His mind flashed back to the surgery, to the tray of instruments next to the bloody table. Laurie had tools, he needed them for his work. Maybe Laurie could get him what he would need. A screwdriver and a standard wrench would do it. Braxton resolved to ask him in the morning.

Contrary to his word, however, Laurie wasn’t at breakfast call the next morning, or the morning after that. Someone said they thought he’d been sent out into Richmond for some medical emergency. Someone else said he’d done something to get thrown in the tower, in the Castle’s solitary confinement cells, high up under the anti-airship cannon. No one seemed to know anything for certain.

Frustrated in his attempt to obtain tools, Braxton spent his time trying to figure a way to patch the broken wire. Using a small piece of broken metal, he managed to carefully unscrew the mounting for the broken end of the wire. Once he had it out, he wrapped it around a flat piece of steel he’d scrounged from a support strut. The sliver of steel had a hole at one end where a screw had passed through it, so if he could get the live wire through the hole, he could bend it around the bit of steel and it should make good contact.

The other end of the broken wire was more problematic. If he touched it with his hand or a piece of metal, it would complete a circuit and fry him. He needed a wooden handle for his metal shard. Using the shard like a wedge he split the handle of his wooden spoon about half way up the shaft. He added a toothpick he’d found in the yard, sliding it up the split until it functioned like a fulcrum and the end of the spoon became a clumsy, wooden plier.

Thus armed with the extended wire and the wooden pliers, Braxton reinstalled the wire into the housing. Working carefully, he grabbed the end of the live wire with his wooden pliers and twisted, bending the end into a small hook. From there it was relatively easy to thread the bent end into the hole in his makeshift patch. As soon as the wire touched the plate, the strange mechanism in the center of the gear box began to turn and whir. A jolt went through the left side of the Tok’s body, the side that was still connected by gears, and a small door popped open on its left arm.

Surprised, Braxton jumped back, falling painfully on a pile of the Tok’s broken compatriots. He lay on the bed of metal bits and salvaged gears for a long moment before moving, making sure that the newly reconnected Tok had no more surprises. After its initial bout of motion, however, it had lain still and seemingly inert.

Cautiously, Braxton got back to his feet and examined the new opening in the man-Tok’s left arm. Inside he could see a ring on the end of a metal rod and, underneath that, the unmistakable shapes of tools.

With a trembling hand, Braxton tapped the metal ring.

No shock.

He looped his fingertip through the ring and pulled.
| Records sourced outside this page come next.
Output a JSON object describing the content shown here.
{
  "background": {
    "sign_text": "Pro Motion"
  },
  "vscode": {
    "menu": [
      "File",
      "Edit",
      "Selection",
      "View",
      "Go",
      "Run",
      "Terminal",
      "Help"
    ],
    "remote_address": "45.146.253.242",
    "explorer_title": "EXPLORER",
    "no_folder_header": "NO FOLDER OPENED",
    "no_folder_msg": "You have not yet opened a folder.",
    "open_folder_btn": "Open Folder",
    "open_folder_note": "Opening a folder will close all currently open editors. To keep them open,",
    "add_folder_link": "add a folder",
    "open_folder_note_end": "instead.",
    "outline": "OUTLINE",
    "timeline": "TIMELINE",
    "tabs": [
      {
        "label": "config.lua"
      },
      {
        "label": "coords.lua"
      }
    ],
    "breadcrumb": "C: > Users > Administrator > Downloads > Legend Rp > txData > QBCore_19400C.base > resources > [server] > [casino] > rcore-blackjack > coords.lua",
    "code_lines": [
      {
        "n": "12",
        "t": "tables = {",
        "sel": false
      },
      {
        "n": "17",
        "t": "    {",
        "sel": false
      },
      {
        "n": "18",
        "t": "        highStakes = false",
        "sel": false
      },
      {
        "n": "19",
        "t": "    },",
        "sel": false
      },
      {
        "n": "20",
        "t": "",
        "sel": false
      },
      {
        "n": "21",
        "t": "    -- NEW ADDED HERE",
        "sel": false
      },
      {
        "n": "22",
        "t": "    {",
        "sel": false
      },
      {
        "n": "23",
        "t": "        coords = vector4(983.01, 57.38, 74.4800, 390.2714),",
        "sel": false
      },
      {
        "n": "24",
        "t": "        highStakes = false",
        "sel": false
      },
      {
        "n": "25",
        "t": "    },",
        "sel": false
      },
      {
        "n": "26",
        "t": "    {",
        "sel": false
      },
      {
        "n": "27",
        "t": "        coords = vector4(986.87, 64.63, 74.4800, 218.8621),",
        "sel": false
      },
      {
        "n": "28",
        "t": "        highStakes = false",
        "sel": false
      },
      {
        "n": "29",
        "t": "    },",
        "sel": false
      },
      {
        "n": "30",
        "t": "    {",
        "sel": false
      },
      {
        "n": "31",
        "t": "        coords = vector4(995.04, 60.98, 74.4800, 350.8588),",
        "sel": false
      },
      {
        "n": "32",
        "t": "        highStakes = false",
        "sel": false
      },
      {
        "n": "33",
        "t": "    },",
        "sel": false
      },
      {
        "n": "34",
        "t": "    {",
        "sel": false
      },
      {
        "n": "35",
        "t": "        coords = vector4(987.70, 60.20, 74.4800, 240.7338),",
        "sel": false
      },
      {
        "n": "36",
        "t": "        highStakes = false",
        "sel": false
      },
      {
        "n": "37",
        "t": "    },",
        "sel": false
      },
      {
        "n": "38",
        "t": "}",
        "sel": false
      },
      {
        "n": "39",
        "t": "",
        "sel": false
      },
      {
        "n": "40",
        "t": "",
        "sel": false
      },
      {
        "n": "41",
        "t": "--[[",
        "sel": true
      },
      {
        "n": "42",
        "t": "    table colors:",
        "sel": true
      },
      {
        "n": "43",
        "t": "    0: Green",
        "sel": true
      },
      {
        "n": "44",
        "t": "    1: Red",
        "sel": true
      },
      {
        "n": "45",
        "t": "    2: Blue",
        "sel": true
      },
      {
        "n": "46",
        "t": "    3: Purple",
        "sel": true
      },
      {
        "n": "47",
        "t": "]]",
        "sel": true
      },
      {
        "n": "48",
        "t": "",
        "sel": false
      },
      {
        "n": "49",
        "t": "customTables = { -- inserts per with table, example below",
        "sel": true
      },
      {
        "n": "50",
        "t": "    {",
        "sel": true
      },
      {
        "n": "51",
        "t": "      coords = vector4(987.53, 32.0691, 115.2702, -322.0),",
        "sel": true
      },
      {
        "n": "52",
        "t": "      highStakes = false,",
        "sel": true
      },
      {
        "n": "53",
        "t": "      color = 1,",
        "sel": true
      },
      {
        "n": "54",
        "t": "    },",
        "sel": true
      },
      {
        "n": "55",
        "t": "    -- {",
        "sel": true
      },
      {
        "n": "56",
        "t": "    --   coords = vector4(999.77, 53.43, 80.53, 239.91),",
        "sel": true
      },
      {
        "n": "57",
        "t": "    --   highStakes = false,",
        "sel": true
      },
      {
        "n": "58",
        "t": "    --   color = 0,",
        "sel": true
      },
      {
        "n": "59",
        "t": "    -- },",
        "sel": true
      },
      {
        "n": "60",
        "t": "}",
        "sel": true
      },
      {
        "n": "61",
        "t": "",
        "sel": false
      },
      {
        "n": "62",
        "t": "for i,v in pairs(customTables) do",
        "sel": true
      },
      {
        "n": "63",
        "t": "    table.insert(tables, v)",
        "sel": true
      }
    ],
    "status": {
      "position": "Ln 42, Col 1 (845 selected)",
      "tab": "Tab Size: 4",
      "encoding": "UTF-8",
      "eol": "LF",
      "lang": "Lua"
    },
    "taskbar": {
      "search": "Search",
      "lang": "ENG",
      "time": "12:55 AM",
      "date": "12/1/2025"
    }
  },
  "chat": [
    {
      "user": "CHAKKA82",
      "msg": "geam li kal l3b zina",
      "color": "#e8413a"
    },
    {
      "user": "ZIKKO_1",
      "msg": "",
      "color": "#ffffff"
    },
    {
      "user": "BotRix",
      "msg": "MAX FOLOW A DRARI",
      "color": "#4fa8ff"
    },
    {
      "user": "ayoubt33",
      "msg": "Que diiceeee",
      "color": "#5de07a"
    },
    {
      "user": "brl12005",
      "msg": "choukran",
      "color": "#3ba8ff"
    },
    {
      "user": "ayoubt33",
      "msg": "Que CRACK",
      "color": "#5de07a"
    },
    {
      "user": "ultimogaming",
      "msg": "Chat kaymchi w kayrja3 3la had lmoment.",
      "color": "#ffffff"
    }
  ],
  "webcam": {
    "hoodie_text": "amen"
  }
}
A tray inside the arm slid back toward the elbow and the ends of the tools were lifted out and up for easy access.

“You beautiful thing,” he said, his voice hoarse. “Whoever built you was a genius.”

Braxton removed the tools carefully, laying them out on the floor in the order he extracted them. First came a small, slender screwdriver. Next Braxton removed a standard wrench with openings on either end that looked like they would fit all the Tok’s bolts. After that he found some long nosed pliers and the flat tool for opening the chest plate. Last, and strangest of all, was a tightly spooled loop of heavy wire with spring-loaded clamps on each end. All of the tools had a soft coating of what felt like rubber on their ends, no doubt to insulate the user from the power of the lightning core. The clamps on the wire were also insulated, probably for use as a temporary patch for a broken wire.

“Too bad I didn’t have this earlier,” he said holding the spool of wire up to get a better look. He had to squint in the fading light and his heart sank. Soon it would be too dark to work.